Le Kunst Haus Wien, musée consacré à son travail, rend hommage à cette approche. Ici, l’art se vit comme une expérience immersive, entre murs végétalisés et jardins suspendus. Hundertwasser y a démontré qu’un musée lui-même pouvait devenir un organisme vivant.
Côté peinture, le tableau Fin des eaux (1979) met en scène l’eau comme force vitale et source de transformation. Ce motif de la fluidité, omniprésent chez Hundertwasser, rappelle l’idée d’un monde en perpétuelle métamorphose, où l’art et la nature s’entrelacent sans fin.
L’héritage écologique et artistique de Hundertwasser
Difficile de mesurer l’empreinte laissée par Hundertwasser sur l’architecture écologique et l’art engagé.

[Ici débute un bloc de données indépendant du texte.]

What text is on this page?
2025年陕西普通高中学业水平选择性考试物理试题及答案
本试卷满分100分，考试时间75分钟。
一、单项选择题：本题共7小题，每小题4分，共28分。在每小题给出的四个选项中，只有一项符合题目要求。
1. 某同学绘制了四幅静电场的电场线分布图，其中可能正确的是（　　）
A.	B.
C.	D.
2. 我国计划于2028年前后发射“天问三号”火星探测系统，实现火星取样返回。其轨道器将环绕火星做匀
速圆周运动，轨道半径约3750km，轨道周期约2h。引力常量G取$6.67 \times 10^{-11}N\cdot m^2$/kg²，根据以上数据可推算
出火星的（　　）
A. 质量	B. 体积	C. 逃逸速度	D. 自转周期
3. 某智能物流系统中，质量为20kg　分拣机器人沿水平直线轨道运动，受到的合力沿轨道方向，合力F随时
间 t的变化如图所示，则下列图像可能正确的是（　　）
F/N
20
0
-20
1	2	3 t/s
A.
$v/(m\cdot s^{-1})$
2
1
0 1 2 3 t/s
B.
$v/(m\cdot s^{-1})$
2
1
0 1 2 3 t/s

Dès ses débuts, il s’est insurgé contre la froideur des bâtiments classiques et a défendu la courbe, la couleur, la vie. À travers ses projets et ses écrits, il a ouvert des pistes audacieuses pour réinventer nos modes de vie urbains.
On estime qu’il a planté plus de 100 000 arbres au fil de son existence. Dans ses textes comme Pour une société sans déchet ou La folie du nettoyage, il appelle à une réflexion collective sur notre rapport aux ressources et à la production de déchets. Des idées concrètes ont vu le jour : il a conçu des toilettes publiques écologiques et proposé des alternatives au tout-jetable, bien avant que ces enjeux ne deviennent centraux dans le débat public.
En 1990, il a publié un manifeste sur le recyclage et le reboisement urbain. Ce texte, toujours d’actualité, invite à repenser la place de la nature en ville et à renouer avec un équilibre oublié. Hundertwasser s’est aussi dressé contre l’énergie nucléaire, dénonçant ses dangers et plaidant pour des choix plus respectueux du vivant. Son livre L’énergie nucléaire est un jouet dangereux reste une référence chez les militants écologistes.
Parmi ses innovations les plus marquantes, la toilette-humus occupe une place à part. Ce système de compostage des déchets humains n’est pas qu’une idée utopique : il incarne une volonté de créer des cycles autonomes, où l’homme ne se contente plus de consommer, mais participe à la régénération de son environnement. Une invitation, finalement, à regarder nos villes autrement et à inventer d’autres façons d’habiter la planète.
À observer les œuvres et les projets qu’il a laissés, on comprend que Hundertwasser n’a jamais cherché la simple nouveauté. Il a posé les bases d’un dialogue fécond entre l’art, l’architecture et la nature. Ceux qui traversent aujourd’hui la Hundertwasserhaus, ou s’arrêtent devant l’une de ses réalisations, ne peuvent qu’imaginer ce que nos villes pourraient devenir si l’on acceptait enfin de faire une place au vivant.